Vor dem Klimagipfel: Mit wehenden Fahnen in die Katastrophe

Nr. 43 –

Bevor in Glasgow am Sonntag die Verhandlungen starten, mussten die Uno-Mitgliedstaaten konkrete Klimaschutzmassnahmen vorlegen. Ihre Versprechen bleiben völlig unzureichend – aber nicht nur deshalb droht der Gipfel zur Farce zu werden.

Der Ausbau erneuerbarer Energien wird allein nicht reichen: Das weltgrösste Solarkraftwerk in der kalifornischen Mojave-Wüste. Foto: Alamy

«Im Minutentakt erscheinen neue Resultate. Es ist unglaublich schwierig, den Überblick zu behalten. Es gibt viele gleichzeitig stattfindende Treffen», sagt Dorothy Guerrero. Am Sonntag beginnt die Uno-Klimakonferenz, die «Conference of the Parties» (COP26), in Glasgow. Guerrero hilft mit, die «COP26 Coalition» zu koordinieren. Die Koalition ist eine lose Vereinigung von etlichen britischen NGOs, Gewerkschaften und Vereinen und informiert Bürger:innen, die keinen Zugang zur offiziellen COP haben. Sie wird täglich eine Zusammenfassung der Verhandlungen veröffentlichen und den «People’s Summit» abhalten: einen alternativen Gipfel, an dem jede und jeder online oder vor Ort teilnehmen kann.

«Wir vertreten einen bunten Haufen aus der Zivilgesellschaft: natürlich Klimaschutzorganisationen, aber auch Jugend- oder Frauenrechtsgruppen», sagt Guerrero. Sie selbst ist akkreditiert für den Klimagipfel und weiss um ihr Privileg: «Zugang zur COP gibt es nur für ausgewählte Organisationen. Und nicht alle Leute vermögen es, den jährlichen COPs hinterherzureisen und sich zu informieren», so Guerrero. Deshalb helfe ihre Koalition, interessierte Leute und Organisationen ausserhalb der offiziellen Delegationen zu vernetzen.

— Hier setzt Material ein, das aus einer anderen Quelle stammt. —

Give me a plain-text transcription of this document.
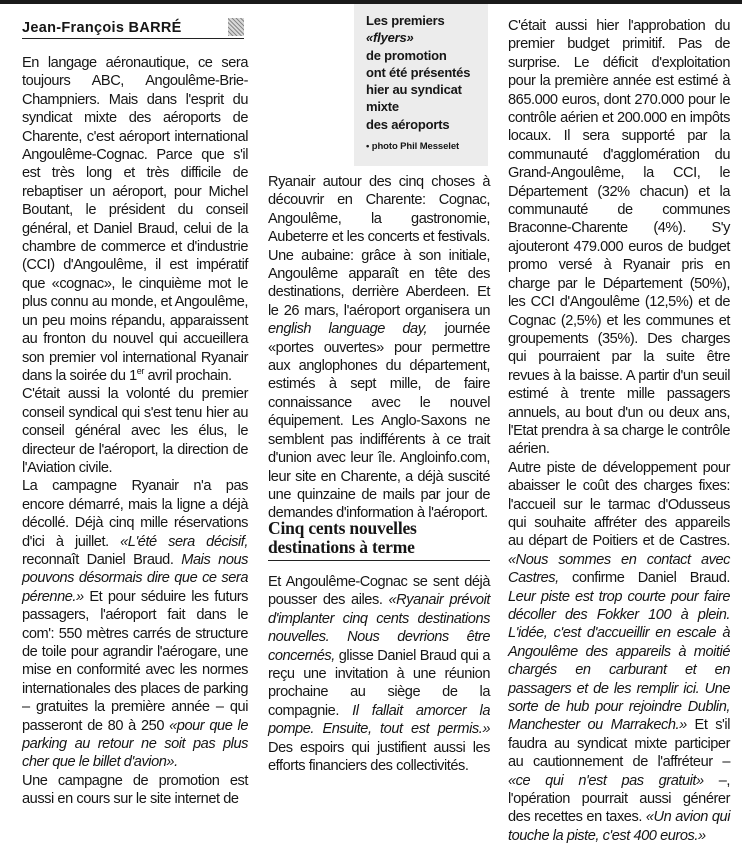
Jean-François BARRÉ	Les premiers
«flyers»
de promotion
ont été présentés
hier au syndicat
mixte
des aéroports
• photo Phil Messelet

En langage aéronautique, ce sera toujours ABC, Angoulême-Brie-Champniers. Mais dans l'esprit du syndicat mixte des aéroports de Charente, c'est aéroport international Angoulême-Cognac. Parce que s'il est très long et très difficile de rebaptiser un aéroport, pour Michel Boutant, le président du conseil général, et Daniel Braud, celui de la chambre de commerce et d'industrie (CCI) d'Angoulême, il est impératif que «cognac», le cinquième mot le plus connu au monde, et Angoulême, un peu moins répandu, apparaissent au fronton du nouvel qui accueillera son premier vol international Ryanair dans la soirée du 1er avril prochain.

C'était aussi la volonté du premier conseil syndical qui s'est tenu hier au conseil général avec les élus, le directeur de l'aéroport, la direction de l'Aviation civile.

La campagne Ryanair n'a pas encore démarré, mais la ligne a déjà décollé. Déjà cinq mille réservations d'ici à juillet. «L'été sera décisif, reconnaît Daniel Braud. Mais nous pouvons désormais dire que ce sera pérenne.» Et pour séduire les futurs passagers, l'aéroport fait dans le com': 550 mètres carrés de structure de toile pour agrandir l'aérogare, une mise en conformité avec les normes internationales des places de parking – gratuites la première année – qui passeront de 80 à 250 «pour que le parking au retour ne soit pas plus cher que le billet d'avion».

Une campagne de promotion est aussi en cours sur le site internet de

Ryanair autour des cinq choses à découvrir en Charente: Cognac, Angoulême, la gastronomie, Aubeterre et les concerts et festivals. Une aubaine: grâce à son initiale, Angoulême apparaît en tête des destinations, derrière Aberdeen. Et le 26 mars, l'aéroport organisera un english language day, journée «portes ouvertes» pour permettre aux anglophones du département, estimés à sept mille, de faire connaissance avec le nouvel équipement. Les Anglo-Saxons ne semblent pas indifférents à ce trait d'union avec leur île. Angloinfo.com, leur site en Charente, a déjà suscité une quinzaine de mails par jour de demandes d'information à l'aéroport.

Cinq cents nouvelles destinations à terme

Et Angoulême-Cognac se sent déjà pousser des ailes. «Ryanair prévoit d'implanter cinq cents destinations nouvelles. Nous devrions être concernés, glisse Daniel Braud qui a reçu une invitation à une réunion prochaine au siège de la compagnie. Il fallait amorcer la pompe. Ensuite, tout est permis.» Des espoirs qui justifient aussi les efforts financiers des collectivités.

C'était aussi hier l'approbation du premier budget primitif. Pas de surprise. Le déficit d'exploitation pour la première année est estimé à 865.000 euros, dont 270.000 pour le contrôle aérien et 200.000 en impôts locaux. Il sera supporté par la communauté d'agglomération du Grand-Angoulême, la CCI, le Département (32% chacun) et la communauté de communes Braconne-Charente (4%). S'y ajouteront 479.000 euros de budget promo versé à Ryanair pris en charge par le Département (50%), les CCI d'Angoulême (12,5%) et de Cognac (2,5%) et les communes et groupements (35%). Des charges qui pourraient par la suite être revues à la baisse. A partir d'un seuil estimé à trente mille passagers annuels, au bout d'un ou deux ans, l'Etat prendra à sa charge le contrôle aérien.

Autre piste de développement pour abaisser le coût des charges fixes: l'accueil sur le tarmac d'Odusseus qui souhaite affréter des appareils au départ de Poitiers et de Castres. «Nous sommes en contact avec Castres, confirme Daniel Braud. Leur piste est trop courte pour faire décoller des Fokker 100 à plein. L'idée, c'est d'accueillir en escale à Angoulême des appareils à moitié chargés en carburant et en passagers et de les remplir ici. Une sorte de hub pour rejoindre Dublin, Manchester ou Marrakech.» Et s'il faudra au syndicat mixte participer au cautionnement de l'affréteur – «ce qui n'est pas gratuit» –, l'opération pourrait aussi générer des recettes en taxes. «Un avion qui touche la piste, c'est 400 euros.»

Ein unglaubwürdiger Gastgeber

Die Angst ist gross, dass am diesjährigen Treffen viel geredet, aber wenig beschlossen wird. Die Befürchtungen sind nicht unbegründet. Wie gut die einzelnen Länder im Klimaschutz sind, zeigt eine Rangliste des «Climate Change Performance Index». Auf den ersten drei Plätzen: Niemand. Die Staatengemeinschaft ist nicht auf Kurs, das Pariser Abkommen einzuhalten. Stand heute wird die Welt mit wehenden Fahnen an ihren Klimazielen vorbeisteuern.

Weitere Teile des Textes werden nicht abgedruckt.